After her brutal murder, the libel case continued along with so many others filed by politicians, including the Prime Minister and Silvio Debono who, against fierce public resistance, has just been given permission to build a massive commercial tower block on after he was given public land at St George’s Bay.

In the case involving Cardona, his aide followed suit his master’s footsteps and dropped the case last week. As a result, phone records showing the whereabouts of these two Politically Exposed Persons (PEPs) while on political business were prevented from being made public.

It later emerged that Cardona had been seen drinking in a bar with one of the accused, and reports later also put him at a bachelor’s party with the same individual. Just as he refuted allegations he had been in a brothel, so too Cardona denied any association with the suspected assassin and, presumably on the basis of his word and his position as Economy Minister, was spared from having to undergo any form of police interrogation.

Unfortunately for the Economy Minister, recent investigations showed he had been economical with the truth. On Monday, La Repubblica reported that on 29 June 2017, four months before the assassination, Cardona attended a bachelor’s party where he met Alfred Degiorgio, the lead assassin in the murder trial.

Phone records are again paramount in terms of linking the Economy Minister with criminality. Unnamed by La Repubblica, Pierre Darmanin, previously investigated for fuel smuggling, phoned Caruana Galizia in October 2016, before calling Cardona then Degiorgio.

Just as the ‘brothelgate’ records have been detained at His Government’s Pleasure, so, too, the government withheld these call logs from the murder inquiry, despite the magistrate’s written requests for them.
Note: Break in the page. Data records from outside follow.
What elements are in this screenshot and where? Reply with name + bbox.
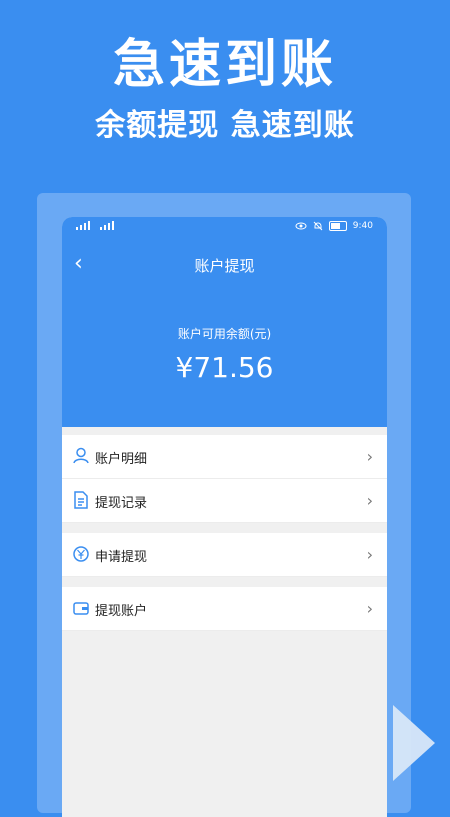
chevron-right-icon: ›	[366, 447, 373, 466]
account-menu: 账户明细 › 提现记录 › 申请提现 › 提现账户 ›	[62, 435, 387, 631]
menu-item-label: 账户明细	[95, 452, 148, 467]
document-icon	[74, 491, 88, 509]
menu-divider	[62, 577, 387, 587]
status-time: 9:40	[352, 221, 373, 231]
balance-label: 账户可用余额(元)	[177, 327, 272, 341]
chevron-right-icon: ›	[366, 599, 373, 618]
menu-item-label: 申请提现	[95, 550, 148, 565]
yen-circle-icon	[73, 546, 89, 562]
chevron-right-icon: ›	[366, 491, 373, 510]
menu-item-withdraw-account[interactable]: 提现账户 ›	[62, 587, 387, 631]
phone-screen: 9:40 ‹ 账户提现 账户可用余额(元) ¥71.56 账户明细 › 提现记录…	[62, 217, 387, 817]
watermark-triangle	[393, 705, 435, 781]
status-bar: 9:40	[62, 217, 387, 237]
promo-title: 急速到账	[112, 35, 337, 95]
page-title: 账户提现	[194, 257, 255, 275]
chevron-right-icon: ›	[366, 545, 373, 564]
menu-item-withdraw-records[interactable]: 提现记录 ›	[62, 479, 387, 523]
wallet-icon	[73, 602, 89, 615]
battery-icon	[328, 221, 347, 231]
menu-item-account-details[interactable]: 账户明细 ›	[62, 435, 387, 479]
signal-icon	[76, 221, 114, 230]
menu-item-apply-withdraw[interactable]: 申请提现 ›	[62, 533, 387, 577]
menu-item-label: 提现记录	[95, 496, 148, 511]
status-icons: 9:40	[295, 221, 373, 231]
promo-subtitle: 余额提现 急速到账	[95, 108, 355, 143]
empty-area	[62, 632, 387, 817]
account-header: 9:40 ‹ 账户提现 账户可用余额(元) ¥71.56	[62, 217, 387, 427]
eye-icon	[295, 222, 307, 230]
user-icon	[73, 447, 89, 464]
balance-amount: ¥71.56	[175, 351, 274, 384]
nav-bar: ‹ 账户提现	[62, 247, 387, 281]
bell-off-icon	[313, 221, 323, 231]
menu-item-label: 提现账户	[95, 604, 148, 619]
menu-divider	[62, 523, 387, 533]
Amid incriminating phone calls and bachelor parties, you would be forgiven for anticipating news of the Minister’s resignation alongside criminal proceedings. Instead, and in that now familiar way of making unsubstantiated claims, Cardona released a statement maintaining that ‘these smears are highly damaging and false.’

During a Parliamentary debate, and in a desperate fit of whataboutism, he asserted that ‘everybody knew that people who were lawyers or politicians, or indeed, lawyers and politicians, were invited to events where many other people were present, some of whom may not be of good character.’

The Economy Minister was previously a criminal lawyer and represented Vincent Muscat, another of the suspects in the Caruana Galizia murder trial. The particular business community he’s empowering needs to be called into question as, of course, does he.